Trump: o medo venceu a esperança

POR PEDRO VERÍSSIMO, no site UmaCascaDeNoz

A política é regida por afetos. Primeiro foi Hobbes que com o Leviatã nos falou do medo como uma espécie de “cola social”. Esse estado hobbesiano estaria em latência, o que justificaria o poder absoluto do Estado soberano, que tinha o monopólio da violência, operando no medo de que, se ele sair, a guerra de todos contra todos voltaria. Depois pensou Spinoza que, se o medo é “uma tristeza instável, surgida da ideia de uma coisa futura ou passada, de cuja realização temos alguma dúvida” (2013, p.144), ele não poderia aparecer sozinho. A esperança, uma alegria surgida de uma ideia futura, surge como sua dupla. Medo e esperança, dois afetos que por um bom tempo foram suficientes para explicar as relações políticas entre povo e soberano. Mas foi Freud quem melhor compreendeu – penso eu – essa relação. Ele inseriu na conta, claro que sem excluir os demais, o “amparo”.

proxy-1

Pensando sempre em relações verticais, os vínculos políticos e sociais sempre partem da identificação e não da pura submissão. O mecanismo consiste na lembrança constante de que o desamparo é uma possibilidade. Uma conhecida piada – li num desses livros do Žižek – conta que a República Tcheca era o paraíso por três motivos: 1º – sempre faltava algo (carne, leite etc). Assim era possível dizer: “Hoje falta isso, se não fosse seria perfeito”. 2º – Sempre tinha alguém para culpar: “esses burocratas do partido!”. 3º – Sempre tinha um lugar melhor: “O ocidente é diferente…”. Ou seja, a esperança e a possibilidade de um amparo pleno cumpriam um importante papel social.

Trump conseguiu muito bem articular esses afetos e ser o escolhido para “amparar” a população dos EUA. Mais uma vez, Freud nos dá elementos para entender um pouco melhor essa relação que se construiu com a maioria do eleitorado estadunidense:

Como a massa não tem dúvidas quanto ao que é verdadeiro ou falso, e tem consciência da sua enorme força, ela é, ao mesmo tempo, intolerante e crente na autoridade. Ela respeita a força, e deixa-se influenciar apenas moderadamente pela bondade, que para ela é uma espécie de fraqueza. O que ela exige de seus heróis é fortaleza, até mesmo violência. Quer ser dominada e oprimida, quer temer os seus senhores. No fundo inteiramente conservadora, tem profunda aversão a todos os progressos e inovações, e ilimitada reverência pela tradição. (FREUD, 2011, p.27)

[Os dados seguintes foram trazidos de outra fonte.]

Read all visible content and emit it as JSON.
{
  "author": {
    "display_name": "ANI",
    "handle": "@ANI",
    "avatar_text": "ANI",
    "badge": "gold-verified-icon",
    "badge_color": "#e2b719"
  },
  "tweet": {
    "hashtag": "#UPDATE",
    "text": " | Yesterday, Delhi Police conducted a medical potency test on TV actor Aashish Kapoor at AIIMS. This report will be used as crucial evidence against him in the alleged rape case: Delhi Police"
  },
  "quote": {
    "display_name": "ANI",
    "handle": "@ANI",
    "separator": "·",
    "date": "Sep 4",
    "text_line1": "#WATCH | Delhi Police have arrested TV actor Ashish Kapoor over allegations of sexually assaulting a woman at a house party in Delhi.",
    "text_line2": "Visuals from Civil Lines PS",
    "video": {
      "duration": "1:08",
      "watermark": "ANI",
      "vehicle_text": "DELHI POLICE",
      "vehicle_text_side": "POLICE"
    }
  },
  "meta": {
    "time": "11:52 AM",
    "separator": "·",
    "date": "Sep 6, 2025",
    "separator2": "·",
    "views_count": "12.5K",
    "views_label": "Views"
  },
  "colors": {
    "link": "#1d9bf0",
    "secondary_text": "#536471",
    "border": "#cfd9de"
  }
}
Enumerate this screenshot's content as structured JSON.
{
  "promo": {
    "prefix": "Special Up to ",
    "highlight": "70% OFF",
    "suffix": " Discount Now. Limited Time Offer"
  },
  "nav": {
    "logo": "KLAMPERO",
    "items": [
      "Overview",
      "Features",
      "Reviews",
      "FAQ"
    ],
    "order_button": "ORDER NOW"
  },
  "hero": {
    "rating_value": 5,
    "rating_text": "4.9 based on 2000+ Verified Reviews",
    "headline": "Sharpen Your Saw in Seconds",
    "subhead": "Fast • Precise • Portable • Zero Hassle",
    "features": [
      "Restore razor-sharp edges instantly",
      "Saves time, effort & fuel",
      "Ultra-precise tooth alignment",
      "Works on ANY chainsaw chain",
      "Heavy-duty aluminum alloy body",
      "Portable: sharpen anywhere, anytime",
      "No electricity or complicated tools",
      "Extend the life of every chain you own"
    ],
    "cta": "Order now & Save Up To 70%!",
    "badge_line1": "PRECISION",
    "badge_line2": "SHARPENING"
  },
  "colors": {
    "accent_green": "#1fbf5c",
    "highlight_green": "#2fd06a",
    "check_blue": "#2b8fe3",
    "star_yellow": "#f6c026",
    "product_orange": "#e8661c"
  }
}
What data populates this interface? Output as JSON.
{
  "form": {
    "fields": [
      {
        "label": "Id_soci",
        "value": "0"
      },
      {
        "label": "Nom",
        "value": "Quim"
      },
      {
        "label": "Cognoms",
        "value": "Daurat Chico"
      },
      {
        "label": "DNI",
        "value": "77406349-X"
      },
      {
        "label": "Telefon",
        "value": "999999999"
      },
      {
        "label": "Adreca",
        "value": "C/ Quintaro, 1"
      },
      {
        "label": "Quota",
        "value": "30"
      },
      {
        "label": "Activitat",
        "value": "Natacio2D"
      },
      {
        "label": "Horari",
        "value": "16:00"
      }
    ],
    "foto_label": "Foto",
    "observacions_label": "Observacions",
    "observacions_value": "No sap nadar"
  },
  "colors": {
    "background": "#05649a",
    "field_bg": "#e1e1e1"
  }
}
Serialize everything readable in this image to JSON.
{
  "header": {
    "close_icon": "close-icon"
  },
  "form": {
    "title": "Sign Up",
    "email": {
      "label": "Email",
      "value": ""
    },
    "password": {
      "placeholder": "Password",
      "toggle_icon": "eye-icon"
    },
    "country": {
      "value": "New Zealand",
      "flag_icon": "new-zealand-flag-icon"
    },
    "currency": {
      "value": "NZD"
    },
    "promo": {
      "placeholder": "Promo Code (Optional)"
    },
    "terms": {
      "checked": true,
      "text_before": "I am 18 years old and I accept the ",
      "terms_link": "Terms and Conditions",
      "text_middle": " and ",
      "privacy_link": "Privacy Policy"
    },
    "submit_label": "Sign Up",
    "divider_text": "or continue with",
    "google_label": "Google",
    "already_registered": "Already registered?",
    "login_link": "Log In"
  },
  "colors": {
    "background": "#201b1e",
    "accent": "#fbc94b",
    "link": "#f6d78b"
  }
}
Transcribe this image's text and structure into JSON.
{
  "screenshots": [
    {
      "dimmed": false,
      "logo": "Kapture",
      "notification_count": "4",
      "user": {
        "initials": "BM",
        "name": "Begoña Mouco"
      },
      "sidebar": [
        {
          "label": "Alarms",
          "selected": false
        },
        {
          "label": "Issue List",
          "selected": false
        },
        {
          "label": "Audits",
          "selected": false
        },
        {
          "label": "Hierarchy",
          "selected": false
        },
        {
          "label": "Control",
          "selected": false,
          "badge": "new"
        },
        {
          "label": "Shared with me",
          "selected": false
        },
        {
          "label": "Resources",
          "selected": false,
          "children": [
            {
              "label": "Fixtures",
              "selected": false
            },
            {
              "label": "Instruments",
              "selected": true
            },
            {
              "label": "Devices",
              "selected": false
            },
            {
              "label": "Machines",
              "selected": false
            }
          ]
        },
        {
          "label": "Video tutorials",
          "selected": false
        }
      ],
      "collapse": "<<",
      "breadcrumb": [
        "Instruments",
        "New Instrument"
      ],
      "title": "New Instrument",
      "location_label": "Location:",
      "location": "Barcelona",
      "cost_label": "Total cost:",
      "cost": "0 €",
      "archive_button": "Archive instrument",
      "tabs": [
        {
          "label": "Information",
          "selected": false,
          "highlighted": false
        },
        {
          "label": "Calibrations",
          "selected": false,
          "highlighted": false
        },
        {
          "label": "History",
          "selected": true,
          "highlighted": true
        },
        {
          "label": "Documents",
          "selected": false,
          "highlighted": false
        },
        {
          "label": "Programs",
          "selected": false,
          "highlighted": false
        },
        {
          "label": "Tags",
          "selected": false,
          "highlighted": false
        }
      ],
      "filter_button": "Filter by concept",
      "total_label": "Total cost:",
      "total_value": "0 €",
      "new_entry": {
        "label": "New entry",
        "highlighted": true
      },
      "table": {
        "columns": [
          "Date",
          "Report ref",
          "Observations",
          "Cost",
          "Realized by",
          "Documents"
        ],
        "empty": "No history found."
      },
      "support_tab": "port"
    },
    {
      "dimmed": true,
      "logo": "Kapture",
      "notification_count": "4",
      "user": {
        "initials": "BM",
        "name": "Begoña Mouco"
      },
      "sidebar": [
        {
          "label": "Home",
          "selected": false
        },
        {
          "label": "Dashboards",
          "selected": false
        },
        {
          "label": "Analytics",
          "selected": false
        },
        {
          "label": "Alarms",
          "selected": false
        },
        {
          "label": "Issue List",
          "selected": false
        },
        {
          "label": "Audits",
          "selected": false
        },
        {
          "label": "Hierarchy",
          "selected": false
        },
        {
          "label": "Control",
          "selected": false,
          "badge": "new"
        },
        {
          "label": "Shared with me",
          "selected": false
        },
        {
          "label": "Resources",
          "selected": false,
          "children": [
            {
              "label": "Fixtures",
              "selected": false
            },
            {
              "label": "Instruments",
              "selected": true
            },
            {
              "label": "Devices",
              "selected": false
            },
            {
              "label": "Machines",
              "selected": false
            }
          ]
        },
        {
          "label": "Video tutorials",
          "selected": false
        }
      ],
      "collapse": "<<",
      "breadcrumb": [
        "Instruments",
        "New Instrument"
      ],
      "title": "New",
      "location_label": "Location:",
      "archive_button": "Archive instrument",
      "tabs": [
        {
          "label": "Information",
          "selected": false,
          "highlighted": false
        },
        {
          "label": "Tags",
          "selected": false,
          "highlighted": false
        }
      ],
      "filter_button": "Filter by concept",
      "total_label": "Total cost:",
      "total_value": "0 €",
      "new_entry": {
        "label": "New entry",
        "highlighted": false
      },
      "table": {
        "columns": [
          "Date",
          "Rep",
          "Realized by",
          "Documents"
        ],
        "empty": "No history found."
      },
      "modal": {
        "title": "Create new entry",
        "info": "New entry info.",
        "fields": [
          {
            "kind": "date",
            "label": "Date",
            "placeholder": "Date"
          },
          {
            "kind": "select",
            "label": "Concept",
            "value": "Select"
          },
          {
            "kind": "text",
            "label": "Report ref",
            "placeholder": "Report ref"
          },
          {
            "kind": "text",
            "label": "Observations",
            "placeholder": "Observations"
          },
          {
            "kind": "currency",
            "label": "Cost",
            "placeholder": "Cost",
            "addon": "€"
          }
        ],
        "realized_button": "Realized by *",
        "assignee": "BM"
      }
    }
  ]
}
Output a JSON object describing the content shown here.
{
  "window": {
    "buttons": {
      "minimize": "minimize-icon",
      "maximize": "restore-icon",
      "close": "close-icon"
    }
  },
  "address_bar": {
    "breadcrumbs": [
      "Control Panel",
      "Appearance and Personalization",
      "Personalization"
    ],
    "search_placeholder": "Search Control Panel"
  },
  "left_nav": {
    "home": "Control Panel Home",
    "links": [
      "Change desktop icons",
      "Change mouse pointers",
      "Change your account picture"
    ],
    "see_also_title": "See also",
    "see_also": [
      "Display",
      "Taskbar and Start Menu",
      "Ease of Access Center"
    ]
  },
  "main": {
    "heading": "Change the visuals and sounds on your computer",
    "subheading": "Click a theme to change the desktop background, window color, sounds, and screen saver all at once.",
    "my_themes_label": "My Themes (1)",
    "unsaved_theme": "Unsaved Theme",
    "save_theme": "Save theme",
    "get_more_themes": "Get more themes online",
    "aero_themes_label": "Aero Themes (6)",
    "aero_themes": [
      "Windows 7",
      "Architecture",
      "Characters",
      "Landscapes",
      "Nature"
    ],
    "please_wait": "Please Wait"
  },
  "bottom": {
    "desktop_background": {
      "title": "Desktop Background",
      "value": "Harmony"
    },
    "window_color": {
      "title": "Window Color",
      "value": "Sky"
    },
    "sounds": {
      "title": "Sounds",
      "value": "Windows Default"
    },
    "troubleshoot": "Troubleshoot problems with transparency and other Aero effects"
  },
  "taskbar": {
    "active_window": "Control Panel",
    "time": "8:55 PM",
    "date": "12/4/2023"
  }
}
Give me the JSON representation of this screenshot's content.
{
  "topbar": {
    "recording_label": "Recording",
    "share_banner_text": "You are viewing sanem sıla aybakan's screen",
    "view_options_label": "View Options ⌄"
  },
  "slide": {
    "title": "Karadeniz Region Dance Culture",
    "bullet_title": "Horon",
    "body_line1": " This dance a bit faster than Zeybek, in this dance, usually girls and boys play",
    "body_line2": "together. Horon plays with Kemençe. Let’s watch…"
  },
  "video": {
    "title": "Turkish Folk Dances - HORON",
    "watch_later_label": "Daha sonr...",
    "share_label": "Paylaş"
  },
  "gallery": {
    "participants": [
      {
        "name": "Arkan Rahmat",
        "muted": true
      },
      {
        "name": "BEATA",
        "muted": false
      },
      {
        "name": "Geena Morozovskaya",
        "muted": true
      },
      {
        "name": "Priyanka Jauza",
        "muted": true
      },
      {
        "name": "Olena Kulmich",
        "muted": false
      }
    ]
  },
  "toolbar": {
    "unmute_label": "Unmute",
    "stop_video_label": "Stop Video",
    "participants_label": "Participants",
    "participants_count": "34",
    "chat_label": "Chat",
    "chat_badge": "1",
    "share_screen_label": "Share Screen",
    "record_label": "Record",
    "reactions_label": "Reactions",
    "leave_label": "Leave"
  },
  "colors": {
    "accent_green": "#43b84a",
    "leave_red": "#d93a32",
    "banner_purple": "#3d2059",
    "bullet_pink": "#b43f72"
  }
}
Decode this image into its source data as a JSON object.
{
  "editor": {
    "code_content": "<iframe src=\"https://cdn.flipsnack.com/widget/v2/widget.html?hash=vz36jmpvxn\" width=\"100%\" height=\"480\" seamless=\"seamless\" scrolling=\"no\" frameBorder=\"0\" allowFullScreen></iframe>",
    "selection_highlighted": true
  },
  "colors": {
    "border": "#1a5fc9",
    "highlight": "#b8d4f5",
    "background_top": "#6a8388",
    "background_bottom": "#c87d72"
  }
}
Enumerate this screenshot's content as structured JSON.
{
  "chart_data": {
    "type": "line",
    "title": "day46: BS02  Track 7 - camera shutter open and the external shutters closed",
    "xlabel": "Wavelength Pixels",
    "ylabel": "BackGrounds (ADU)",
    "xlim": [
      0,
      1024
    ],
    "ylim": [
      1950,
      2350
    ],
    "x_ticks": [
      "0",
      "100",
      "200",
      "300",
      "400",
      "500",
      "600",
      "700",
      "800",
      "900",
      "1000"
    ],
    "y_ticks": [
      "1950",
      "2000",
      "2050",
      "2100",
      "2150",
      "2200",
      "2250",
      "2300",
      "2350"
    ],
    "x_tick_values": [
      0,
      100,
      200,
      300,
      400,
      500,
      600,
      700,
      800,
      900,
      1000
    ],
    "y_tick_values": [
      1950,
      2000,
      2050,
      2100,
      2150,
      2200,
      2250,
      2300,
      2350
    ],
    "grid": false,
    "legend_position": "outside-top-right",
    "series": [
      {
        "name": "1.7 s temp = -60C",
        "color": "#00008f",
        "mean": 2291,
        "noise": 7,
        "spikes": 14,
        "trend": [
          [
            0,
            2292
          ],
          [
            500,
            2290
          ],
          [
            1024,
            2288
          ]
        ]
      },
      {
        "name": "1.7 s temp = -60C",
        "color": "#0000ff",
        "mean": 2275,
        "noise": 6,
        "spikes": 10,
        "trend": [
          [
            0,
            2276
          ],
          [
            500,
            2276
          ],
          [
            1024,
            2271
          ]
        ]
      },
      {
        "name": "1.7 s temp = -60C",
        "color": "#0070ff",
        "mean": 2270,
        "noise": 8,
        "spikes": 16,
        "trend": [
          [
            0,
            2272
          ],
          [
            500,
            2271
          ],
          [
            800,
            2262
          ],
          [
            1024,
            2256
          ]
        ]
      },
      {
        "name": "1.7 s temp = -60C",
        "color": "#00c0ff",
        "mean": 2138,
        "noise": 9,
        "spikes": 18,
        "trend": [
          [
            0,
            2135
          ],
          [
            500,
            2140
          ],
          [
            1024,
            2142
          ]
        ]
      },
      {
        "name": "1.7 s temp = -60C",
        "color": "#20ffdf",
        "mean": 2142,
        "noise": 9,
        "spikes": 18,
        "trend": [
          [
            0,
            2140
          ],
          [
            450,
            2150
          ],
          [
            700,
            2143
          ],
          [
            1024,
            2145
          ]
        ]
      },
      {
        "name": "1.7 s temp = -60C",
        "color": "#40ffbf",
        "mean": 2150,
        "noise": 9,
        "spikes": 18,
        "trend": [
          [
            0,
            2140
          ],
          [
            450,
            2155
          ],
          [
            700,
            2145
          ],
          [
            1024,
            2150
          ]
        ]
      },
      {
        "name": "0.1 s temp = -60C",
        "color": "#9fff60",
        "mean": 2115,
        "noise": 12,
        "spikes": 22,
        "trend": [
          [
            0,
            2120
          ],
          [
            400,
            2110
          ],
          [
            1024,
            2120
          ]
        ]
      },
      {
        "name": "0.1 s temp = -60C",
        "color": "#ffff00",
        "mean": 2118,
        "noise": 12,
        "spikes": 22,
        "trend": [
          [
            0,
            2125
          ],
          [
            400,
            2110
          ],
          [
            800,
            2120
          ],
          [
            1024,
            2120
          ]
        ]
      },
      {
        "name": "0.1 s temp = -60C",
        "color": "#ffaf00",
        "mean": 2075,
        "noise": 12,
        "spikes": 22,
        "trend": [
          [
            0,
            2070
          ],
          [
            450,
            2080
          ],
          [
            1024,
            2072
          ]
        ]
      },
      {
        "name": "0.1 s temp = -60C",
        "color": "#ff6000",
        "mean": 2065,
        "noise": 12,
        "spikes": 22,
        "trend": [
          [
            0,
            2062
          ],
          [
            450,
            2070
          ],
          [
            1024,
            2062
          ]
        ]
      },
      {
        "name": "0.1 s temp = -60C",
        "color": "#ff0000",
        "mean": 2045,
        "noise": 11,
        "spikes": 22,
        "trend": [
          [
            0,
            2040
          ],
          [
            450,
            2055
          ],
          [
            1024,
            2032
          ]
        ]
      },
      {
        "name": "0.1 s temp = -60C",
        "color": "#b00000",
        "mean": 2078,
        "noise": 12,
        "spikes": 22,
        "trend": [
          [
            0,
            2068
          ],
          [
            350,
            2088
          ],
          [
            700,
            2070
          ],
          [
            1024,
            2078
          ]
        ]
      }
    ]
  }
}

As necessidades da massa a tornam receptiva ao líder, mas esse precisa corresponder a ela com suas características pessoais. Ele próprio tem que estar fascinado por uma forte crença (numa ideia), para despertar crença na massa. (Idem, p.30)

Explicado o “teatro”, o que mais importa é entender porque isso acontece. Primeiro é necessário admitir que o governo Obama avançou pouco e que Hillary já não era opção em 2008, quando perdeu as prévias para Obama, e que tampouco seria agora. Mas é bem verdade que o pensamento conservador vem ganhando espaço no mundo. Pierre Dardot e Christian Laval em “A nova razão do mundo” (2016) nos dão um indicador importante para entender esse fenômeno, que é o apelo ao “sucesso” do sujeito “empresa de si” no neoliberalismo, que além de criar sujeitos cada vez mais individuais sob a lógica da concorrência do todos contra todos (impossível não lembrar do estado de natureza que fala Hobbes), supervaloriza os cases de superação, do sucesso pelo mérito. O neoliberalismo criou uma nova racionalidade. Também por isso encontramos sem grandes dificuldades os tais “políticos não políticos”. Soma-se a isso as crises econômicas, cíclicas no capitalismo, que reforçam o medo, cada vez mais constante, e as ideias mais conservadoras, de preservação do status quo, criando uma barreira, muitas vezes física como propõe Trump, aos imigrantes, às alternativas políticas libertárias etc. E Trump é a garantia do não “Evento”, da preservação mais cruel do “estilo de vida americano” com base no medo, no ódio e, como não poderia deixar de ser, na incerteza do desamparo.